We designated an initial set of lineages based on all publicly available whole genome sequences with coverage greater than 70% in mid-2023. We envision two ways of generating new lineage suggestions. The first is through community effort via a github repo, which is what this page is designed to help with. Here, members of the dengue research/public health community can suggest new lineages to help with their surveillance efforts. These will be reviewed with some regularity and given a “putative” name. The second method is an annual review, where all publicly available whole genome data is run through custom scripts to ensure that all new lineages have been identified, including appropriate putative ones suggested throughout the year. These will then be reviewed by an advisory board and assignment tools are updated.
The community effort therefore is a way of getting a lineage designation in between annual reviews, although if it is a valid lineage, rest assured that it will be included in the system at the annual review regardless of whether it is pitched on the github repository.
There are three rules which must be met for a putative new lineage to be named.
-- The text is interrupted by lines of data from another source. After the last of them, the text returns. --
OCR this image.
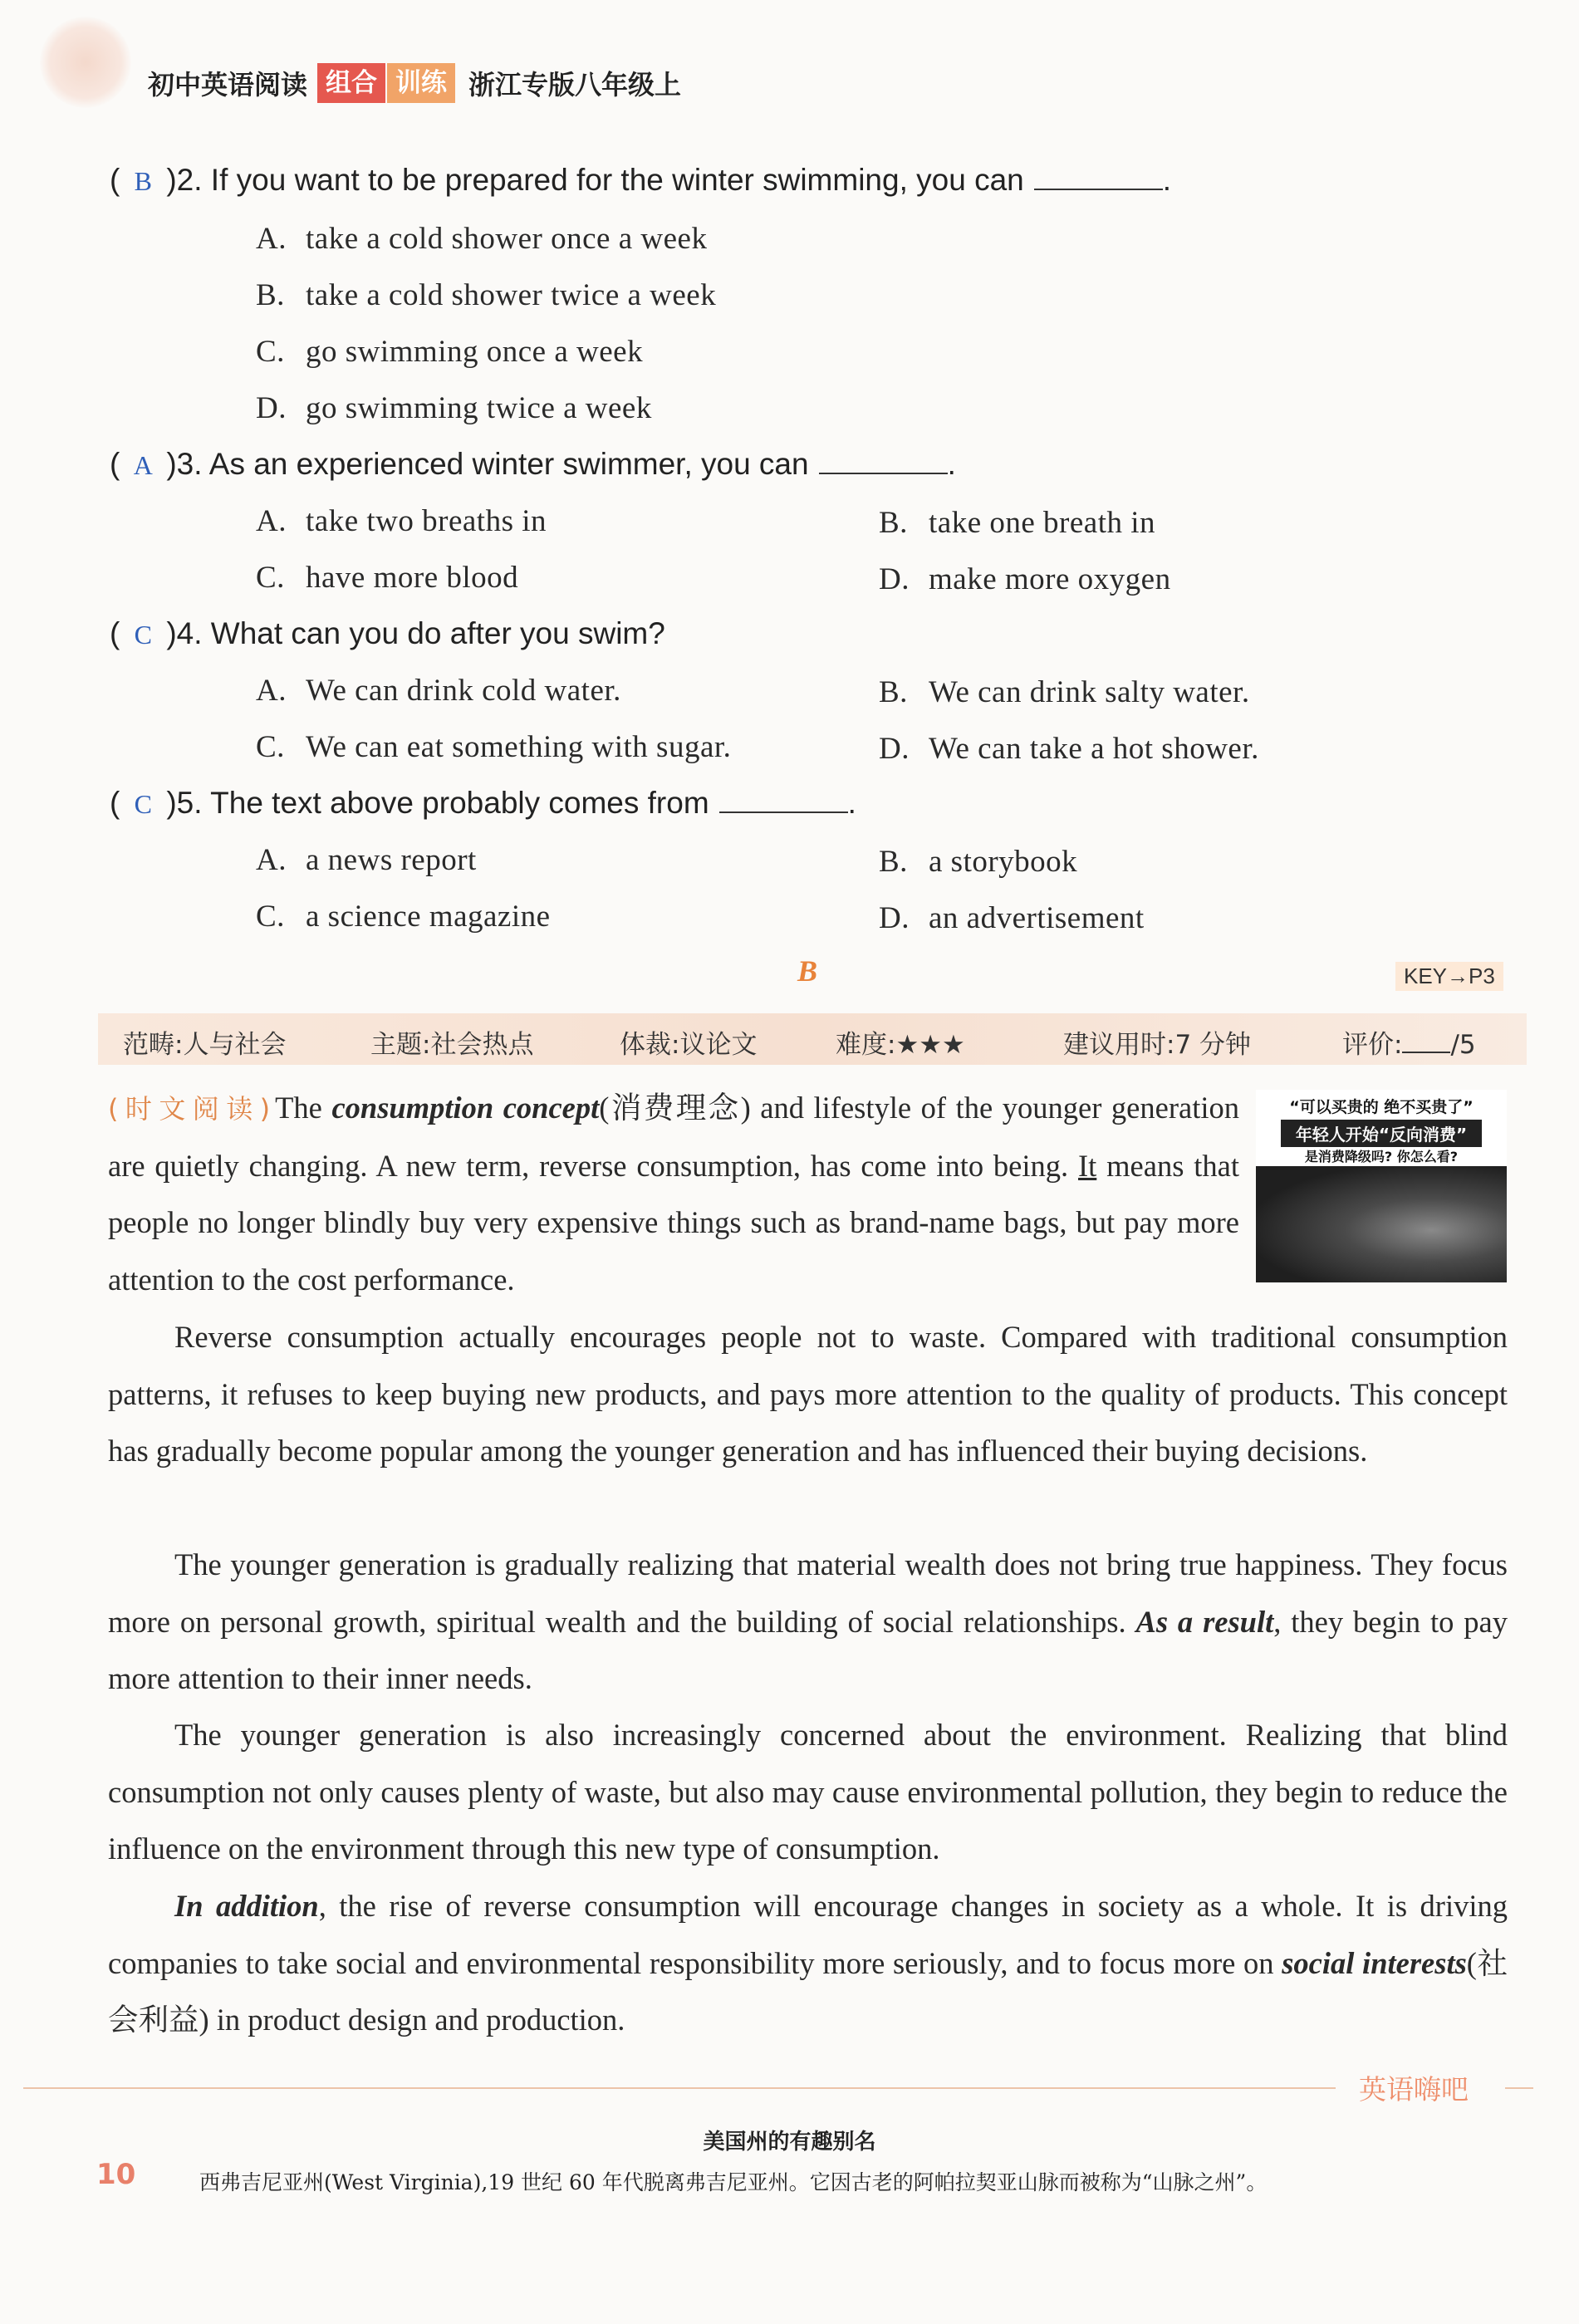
初中英语阅读 组合 训练 浙江专版八年级上
( B )2. If you want to be prepared for the winter swimming, you can	.
A. take a cold shower once a week
B. take a cold shower twice a week
C. go swimming once a week
D. go swimming twice a week
( A )3. As an experienced winter swimmer, you can	.
A. take two breaths in	B. take one breath in
C. have more blood	D. make more oxygen
( C )4. What can you do after you swim?
A. We can drink cold water.	B. We can drink salty water.
C. We can eat something with sugar.	D. We can take a hot shower.
( C )5. The text above probably comes from	.
A. a news report	B. a storybook
C. a science magazine	D. an advertisement
B	KEY→P3
范畴:人与社会	主题:社会热点	体裁:议论文	难度:★★★	建议用时:7 分钟	评价: /5
“可以买贵的 绝不买贵了”
年轻人开始“反向消费”
是消费降级吗? 你怎么看?

(时文阅读)The consumption concept(消费理念) and lifestyle of the younger generation are quietly changing. A new term, reverse consumption, has come into being. It means that people no longer blindly buy very expensive things such as brand-name bags, but pay more attention to the cost performance.

Reverse consumption actually encourages people not to waste. Compared with traditional consumption patterns, it refuses to keep buying new products, and pays more attention to the quality of products. This concept has gradually become popular among the younger generation and has influenced their buying decisions.

The younger generation is gradually realizing that material wealth does not bring true happiness. They focus more on personal growth, spiritual wealth and the building of social relationships. As a result, they begin to pay more attention to their inner needs.

The younger generation is also increasingly concerned about the environment. Realizing that blind consumption not only causes plenty of waste, but also may cause environmental pollution, they begin to reduce the influence on the environment through this new type of consumption.

In addition, the rise of reverse consumption will encourage changes in society as a whole. It is driving companies to take social and environmental responsibility more seriously, and to focus more on social interests(社会利益) in product design and production.

英语嗨吧
美国州的有趣别名
10	西弗吉尼亚州(West Virginia),19 世纪 60 年代脱离弗吉尼亚州。它因古老的阿帕拉契亚山脉而被称为“山脉之州”。
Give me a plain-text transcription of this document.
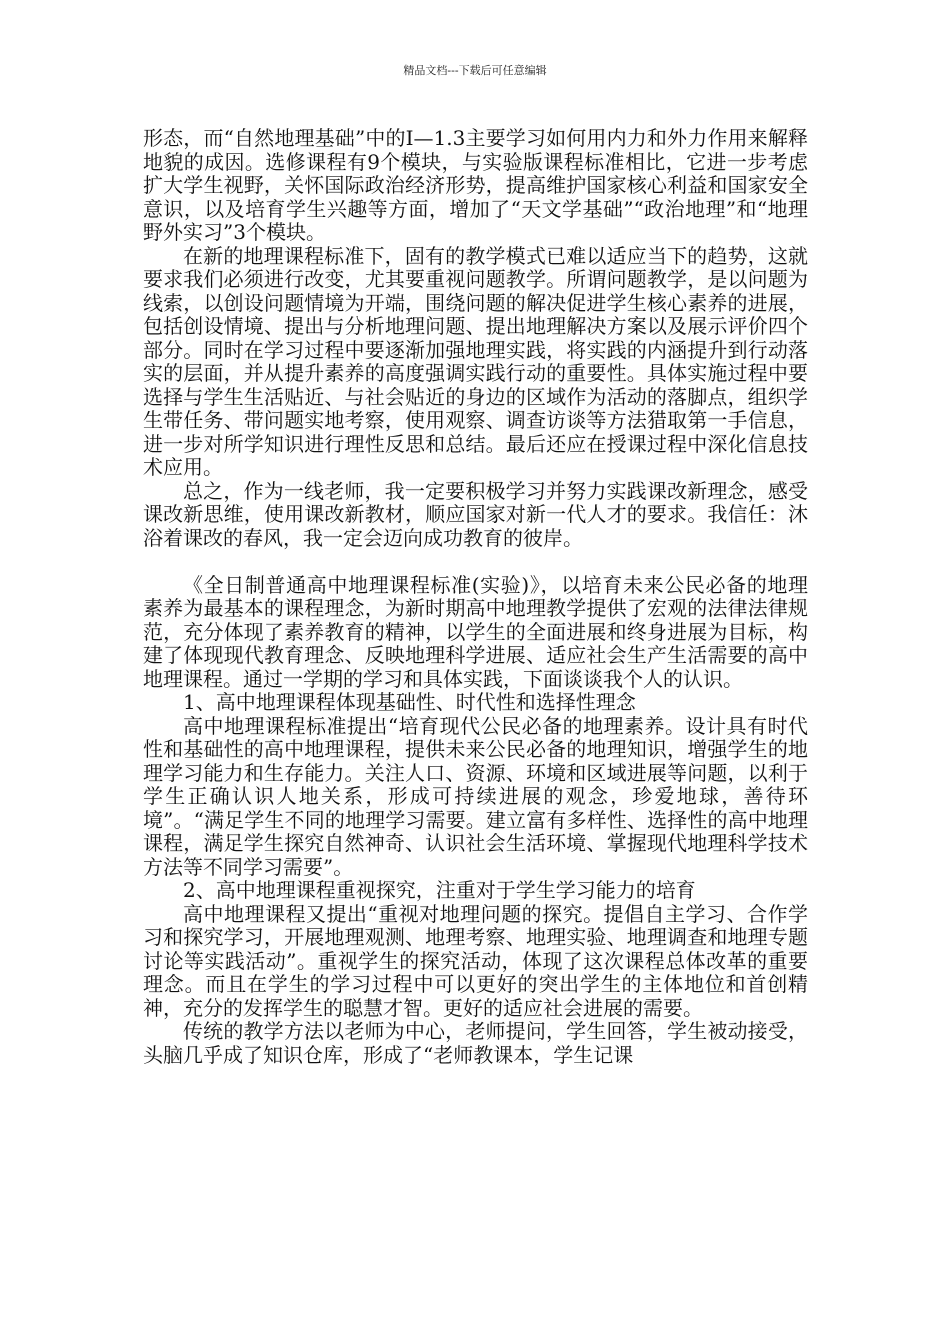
精品文档---下载后可任意编辑

形态，而“自然地理基础”中的I—1.3主要学习如何用内力和外力作用来解释地貌的成因。选修课程有9个模块，与实验版课程标准相比，它进一步考虑扩大学生视野，关怀国际政治经济形势，提高维护国家核心利益和国家安全意识，以及培育学生兴趣等方面，增加了“天文学基础”“政治地理”和“地理野外实习”3个模块。

在新的地理课程标准下，固有的教学模式已难以适应当下的趋势，这就要求我们必须进行改变，尤其要重视问题教学。所谓问题教学，是以问题为线索，以创设问题情境为开端，围绕问题的解决促进学生核心素养的进展，包括创设情境、提出与分析地理问题、提出地理解决方案以及展示评价四个部分。同时在学习过程中要逐渐加强地理实践，将实践的内涵提升到行动落实的层面，并从提升素养的高度强调实践行动的重要性。具体实施过程中要选择与学生生活贴近、与社会贴近的身边的区域作为活动的落脚点，组织学生带任务、带问题实地考察，使用观察、调查访谈等方法猎取第一手信息，进一步对所学知识进行理性反思和总结。最后还应在授课过程中深化信息技术应用。

总之，作为一线老师，我一定要积极学习并努力实践课改新理念，感受课改新思维，使用课改新教材，顺应国家对新一代人才的要求。我信任：沐浴着课改的春风，我一定会迈向成功教育的彼岸。

《全日制普通高中地理课程标准(实验)》，以培育未来公民必备的地理素养为最基本的课程理念，为新时期高中地理教学提供了宏观的法律法律规范，充分体现了素养教育的精神，以学生的全面进展和终身进展为目标，构建了体现现代教育理念、反映地理科学进展、适应社会生产生活需要的高中地理课程。通过一学期的学习和具体实践，下面谈谈我个人的认识。

1、高中地理课程体现基础性、时代性和选择性理念

高中地理课程标准提出“培育现代公民必备的地理素养。设计具有时代性和基础性的高中地理课程，提供未来公民必备的地理知识，增强学生的地理学习能力和生存能力。关注人口、资源、环境和区域进展等问题，以利于学生正确认识人地关系，形成可持续进展的观念，珍爱地球，善待环境”。“满足学生不同的地理学习需要。建立富有多样性、选择性的高中地理课程，满足学生探究自然神奇、认识社会生活环境、掌握现代地理科学技术方法等不同学习需要”。

2、高中地理课程重视探究，注重对于学生学习能力的培育

高中地理课程又提出“重视对地理问题的探究。提倡自主学习、合作学习和探究学习，开展地理观测、地理考察、地理实验、地理调查和地理专题讨论等实践活动”。重视学生的探究活动，体现了这次课程总体改革的重要理念。而且在学生的学习过程中可以更好的突出学生的主体地位和首创精神，充分的发挥学生的聪慧才智。更好的适应社会进展的需要。

传统的教学方法以老师为中心，老师提问，学生回答，学生被动接受，头脑几乎成了知识仓库，形成了“老师教课本，学生记课
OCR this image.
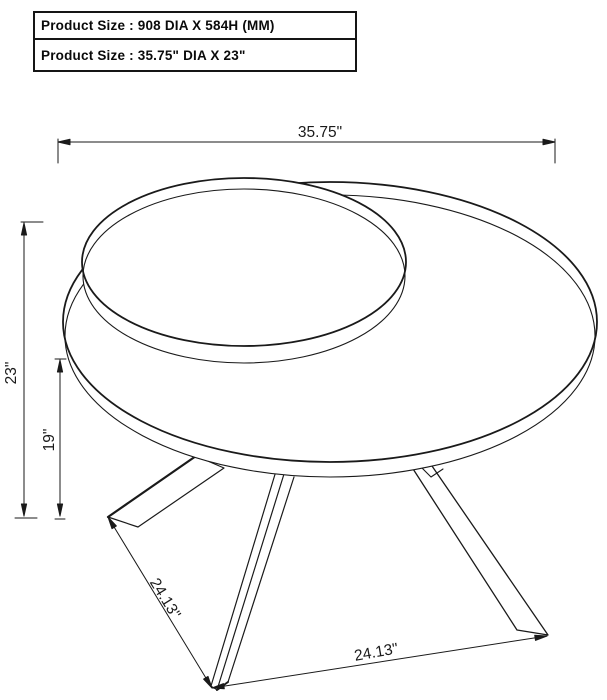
Product Size : 908 DIA X 584H (MM)
Product Size : 35.75" DIA X 23"
35.75"
23"
19"
24.13"
24.13"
We note that we designate lineages based on defining nodes - i.e. all of the tips downstream of this node will be included in the lineage definition.
The branch leading up to the defining node should be at least 20 substitutions long for minor lineages and 25 substitutions long for major lineages
There should be at least 15 sequences in the putative clade
There should be at least one sister lineage at the same level - i.e. with the same number of digits (e.g. 2II_A.1.1 and 2II_A.1.2 are sisters, but 3II_C.1 and 3II_C.2.1 are not). This may be an existing or a new lineage.
The figure below shows examples of acceptable and non-acceptable lineage suggestions:
The nomenclature system is split into two levels, named major and minor lineages. These levels have similar defing rules, but use different naming systems.
Major lineages are defined using letters and minor lineages are defined using dots and numbers. Importantly, there is only one level of major lineages, but there can be as many nested levels of minor lineages as required.
To come up with a new name for a putative lineage:
Identify which is the parent lineage. For example, if it falls into 2V_A then that is what the name will start with.
Check which names are already used in this parent lineage.
For putative major lineages: choose the next letter in the roman alphabet in that genotype. Eg if there is already genotype I major lineage A and B, the next lineage will be genotype I major lineage C.
For putative minor lineages: choose the next number in the parent lineage. For example if 2V_A.1.1 and 2V_A.1.2 exist, then the next lineage will be 2V_A.1.3.
Within a parent lineage, the numbers and letters are somewhat arbitrary - i.e. 2V_A.1 and 2V_A.2 are not necessarily immediate sister lineages, they were simply designated in that order. This is in part because the vertical axis of a vertical rectangular phylogeny (i.e. all of the phylogenies on this website) is itself arbitrary, and branches can be rotated around nodes without changing the topology.
You have two options. The first is to just wait for the annual review - if the lineage meets all of our criteria and the data is on GenBank, then it will be designated as part of this process.
The second is to submit an issue to our github repository using the issue template provided by clicking on issues, and then “new issue”.